Hello Biostars Community,
How to quickly and precisely, find and filter coexpressed markers with one specific gene of interest in scRNA-seq data?
Is there a way to do this, without making a gene-gene correlation matrix (takes wayyy too long)... Using Seurat's pipeline for clustering often just groups together cells with similar expression patterns, however often times I find that the gene of interest I am looking for to find coexpressed markers for are not exactly coexpressed... This is kind of a bad example of that, but I usually check this out using something like this (from here):
# Visualize co-expression of two features simultaneously
FeaturePlot(pbmc3k.final, features = c("MS4A1", "CD79A"), blend = TRUE)
Above, you can see there is co-expression between the two genes/markers (markers obtained through clustering)... My problem is for the gene I am interested in, the markers are usually in the same cluster, however those markers are not precisely in the same individual cells...
This is as far as I have gotten, as sort of a quick and dirty way to isolate cells that express the PDX1 gene and then look at other, I guess, top markers by just using rowSums and arranging from greatest to least...:
PDX1_expression = GetAssayData(object = my.human.scrnaseq.seurat.object,
assay = "RNA", slot = "data")["PDX1",]
pos_ids = names(which(PDX1_expression>0))
neg_ids = names(which(PDX1_expression==0))
pos_cells = subset(my.human.scrnaseq.seurat.object,cells=pos_ids)
neg_cells = subset(my.human.scrnaseq.seurat.object,cells=neg_ids)
FeaturePlot(pos_cells,"PDX1")
FeaturePlot(neg_cells,"PDX1")
pos = as.matrix(GetAssayData(object = pos_cells,
assay = "RNA", slot = "data"))
#below is where I think there could be improvements -specifically I don't think using rowSums is the best way...

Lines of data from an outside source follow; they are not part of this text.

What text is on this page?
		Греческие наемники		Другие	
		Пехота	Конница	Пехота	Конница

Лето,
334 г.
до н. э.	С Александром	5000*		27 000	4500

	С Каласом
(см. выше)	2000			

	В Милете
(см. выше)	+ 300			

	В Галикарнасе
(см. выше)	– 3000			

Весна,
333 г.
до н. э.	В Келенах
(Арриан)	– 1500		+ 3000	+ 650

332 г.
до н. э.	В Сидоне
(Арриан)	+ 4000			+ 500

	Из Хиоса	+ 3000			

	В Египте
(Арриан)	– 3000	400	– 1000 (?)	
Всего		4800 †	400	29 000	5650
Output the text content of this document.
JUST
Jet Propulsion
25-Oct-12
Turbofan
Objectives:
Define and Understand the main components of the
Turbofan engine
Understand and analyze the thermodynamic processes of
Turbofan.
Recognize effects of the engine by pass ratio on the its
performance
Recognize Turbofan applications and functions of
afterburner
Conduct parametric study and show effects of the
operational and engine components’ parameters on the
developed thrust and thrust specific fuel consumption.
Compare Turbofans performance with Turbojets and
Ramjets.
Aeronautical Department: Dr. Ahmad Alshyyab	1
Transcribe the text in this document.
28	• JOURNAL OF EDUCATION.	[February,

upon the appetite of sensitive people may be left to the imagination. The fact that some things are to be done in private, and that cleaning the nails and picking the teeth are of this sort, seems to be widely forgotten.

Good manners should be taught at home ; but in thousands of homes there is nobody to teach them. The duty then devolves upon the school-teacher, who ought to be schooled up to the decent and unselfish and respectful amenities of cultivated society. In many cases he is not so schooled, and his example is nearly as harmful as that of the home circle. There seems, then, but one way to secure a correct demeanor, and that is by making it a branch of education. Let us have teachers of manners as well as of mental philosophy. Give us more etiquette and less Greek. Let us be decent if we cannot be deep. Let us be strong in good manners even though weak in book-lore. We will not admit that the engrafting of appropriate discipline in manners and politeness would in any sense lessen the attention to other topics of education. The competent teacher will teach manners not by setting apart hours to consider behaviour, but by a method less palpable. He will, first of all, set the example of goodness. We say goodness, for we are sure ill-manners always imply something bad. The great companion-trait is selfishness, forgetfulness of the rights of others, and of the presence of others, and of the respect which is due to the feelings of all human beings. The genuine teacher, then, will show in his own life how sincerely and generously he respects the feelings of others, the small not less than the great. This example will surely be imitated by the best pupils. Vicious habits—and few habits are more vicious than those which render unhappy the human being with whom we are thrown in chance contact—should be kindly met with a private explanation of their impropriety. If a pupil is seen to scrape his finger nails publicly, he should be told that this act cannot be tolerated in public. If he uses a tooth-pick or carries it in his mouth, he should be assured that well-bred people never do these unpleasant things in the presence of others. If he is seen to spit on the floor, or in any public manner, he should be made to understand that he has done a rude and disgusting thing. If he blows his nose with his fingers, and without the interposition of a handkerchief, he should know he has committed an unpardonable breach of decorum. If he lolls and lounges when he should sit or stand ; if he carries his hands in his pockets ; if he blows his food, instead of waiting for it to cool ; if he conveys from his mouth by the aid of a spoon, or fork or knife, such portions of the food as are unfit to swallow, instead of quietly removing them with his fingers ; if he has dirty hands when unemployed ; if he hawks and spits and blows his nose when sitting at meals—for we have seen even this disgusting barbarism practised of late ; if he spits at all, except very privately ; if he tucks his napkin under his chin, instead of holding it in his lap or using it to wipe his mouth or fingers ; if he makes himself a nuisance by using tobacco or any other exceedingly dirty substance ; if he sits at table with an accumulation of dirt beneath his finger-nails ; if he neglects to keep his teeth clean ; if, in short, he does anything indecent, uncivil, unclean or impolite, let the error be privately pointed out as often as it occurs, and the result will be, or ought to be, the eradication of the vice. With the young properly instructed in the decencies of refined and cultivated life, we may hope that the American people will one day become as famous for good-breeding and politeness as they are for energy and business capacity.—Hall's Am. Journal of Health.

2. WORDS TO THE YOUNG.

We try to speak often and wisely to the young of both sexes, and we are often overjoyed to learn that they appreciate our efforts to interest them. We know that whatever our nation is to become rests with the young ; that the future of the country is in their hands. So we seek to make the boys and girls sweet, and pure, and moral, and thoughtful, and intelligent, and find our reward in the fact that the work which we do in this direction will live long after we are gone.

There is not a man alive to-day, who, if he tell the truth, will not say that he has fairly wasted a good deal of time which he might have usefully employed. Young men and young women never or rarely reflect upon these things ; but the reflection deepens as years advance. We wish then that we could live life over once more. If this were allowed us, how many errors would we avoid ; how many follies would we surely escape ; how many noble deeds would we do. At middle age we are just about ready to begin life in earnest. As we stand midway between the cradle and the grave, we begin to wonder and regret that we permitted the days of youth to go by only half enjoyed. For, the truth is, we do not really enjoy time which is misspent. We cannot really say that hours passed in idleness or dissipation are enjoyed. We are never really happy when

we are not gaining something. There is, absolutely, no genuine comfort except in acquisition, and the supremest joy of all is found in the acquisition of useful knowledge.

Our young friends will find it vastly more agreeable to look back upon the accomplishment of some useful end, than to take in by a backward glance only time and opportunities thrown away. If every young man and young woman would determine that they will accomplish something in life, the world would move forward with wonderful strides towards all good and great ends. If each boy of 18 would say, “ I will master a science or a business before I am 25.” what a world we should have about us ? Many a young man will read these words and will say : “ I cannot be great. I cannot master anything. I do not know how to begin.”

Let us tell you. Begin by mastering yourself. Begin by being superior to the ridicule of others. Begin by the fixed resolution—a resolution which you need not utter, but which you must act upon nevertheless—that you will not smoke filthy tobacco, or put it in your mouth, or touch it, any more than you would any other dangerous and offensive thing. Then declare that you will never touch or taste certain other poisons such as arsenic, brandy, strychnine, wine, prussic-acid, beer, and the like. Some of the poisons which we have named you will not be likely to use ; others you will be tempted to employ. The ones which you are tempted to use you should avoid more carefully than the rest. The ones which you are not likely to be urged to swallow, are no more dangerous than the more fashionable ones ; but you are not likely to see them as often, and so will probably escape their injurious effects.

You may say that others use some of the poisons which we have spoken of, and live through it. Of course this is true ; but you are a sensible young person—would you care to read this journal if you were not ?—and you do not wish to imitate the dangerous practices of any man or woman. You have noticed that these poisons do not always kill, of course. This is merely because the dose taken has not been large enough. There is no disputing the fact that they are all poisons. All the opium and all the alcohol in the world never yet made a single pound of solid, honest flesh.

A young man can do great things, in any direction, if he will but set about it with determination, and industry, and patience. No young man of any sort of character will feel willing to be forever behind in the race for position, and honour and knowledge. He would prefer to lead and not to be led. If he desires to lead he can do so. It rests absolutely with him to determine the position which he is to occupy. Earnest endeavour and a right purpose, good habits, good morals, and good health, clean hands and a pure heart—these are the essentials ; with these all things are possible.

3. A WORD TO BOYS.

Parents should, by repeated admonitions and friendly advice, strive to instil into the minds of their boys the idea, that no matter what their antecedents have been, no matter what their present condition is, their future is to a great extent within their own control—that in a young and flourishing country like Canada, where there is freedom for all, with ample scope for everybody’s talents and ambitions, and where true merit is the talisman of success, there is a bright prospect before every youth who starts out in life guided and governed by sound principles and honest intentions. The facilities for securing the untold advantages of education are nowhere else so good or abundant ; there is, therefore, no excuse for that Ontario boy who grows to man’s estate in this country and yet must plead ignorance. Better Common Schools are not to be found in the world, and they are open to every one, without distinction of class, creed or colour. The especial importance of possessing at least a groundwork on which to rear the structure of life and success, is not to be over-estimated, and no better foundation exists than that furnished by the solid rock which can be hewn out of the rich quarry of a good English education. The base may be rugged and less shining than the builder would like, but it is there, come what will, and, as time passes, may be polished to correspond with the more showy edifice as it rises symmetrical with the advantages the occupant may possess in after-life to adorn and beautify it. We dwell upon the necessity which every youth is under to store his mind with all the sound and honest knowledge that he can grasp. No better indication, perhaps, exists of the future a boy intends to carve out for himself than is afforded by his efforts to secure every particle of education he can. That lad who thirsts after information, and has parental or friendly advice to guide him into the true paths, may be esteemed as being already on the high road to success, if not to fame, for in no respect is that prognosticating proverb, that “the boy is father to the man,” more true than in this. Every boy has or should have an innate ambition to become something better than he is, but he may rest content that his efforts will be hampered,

sums <- as.data.frame(rowSums(pos))
colnames(sums) <- 'PDX1.coexpressed.genes'
sums<- sums %>% dplyr::arrange(desc(PDX1.coexpressed.genes))
head(sums)
PDX1.coexpressed.genes
MT-RNR2 205.6975
MT-CO3 194.1151
MT-CO1 191.6494
MT-CO2 176.7737
TMSB10 174.9517
RPLP1 171.2465
Without getting roasted lol... Could I get some suggestions/ideas, please?
Thank you in advance.
I don't know about this particular sample but a situation like this could suggest that the identified clusters are somewhat more complex than they'd initially seem. Would it make sense to try to subcluster the upper-left cluster to see if the cells would separate and group better based on your genes of interest? Or maybe just increase the clustering resolution and possibly also modify UMAP parameters to give you better resolution there as well, such as
n.neighbors
or number of dimensionsdims
.Thank you for responding. You're right. I guess, I could do that.
I wish there was a more direct way to go about this (rather than sort of guessing and checking) - such as the way I was approaching it (specifically looking at the cells that only express "my favorite gene").
I have numerous datasets to do this for, so fine-tuning the parameters for each dataset, can fry my brain... temporarily lol (It sometimes gets exhausting)
Yea, it's quite a task, especially for some datasets that need a higher-level overview but then you need to zoom in on some clusters, so you have to optimize twice. It can also be computationally intensive and slow if you use clustering algorithms other than the default Louvain, such as Leiden. But good luck and I'd be curious if you can find a good way to separate the cells.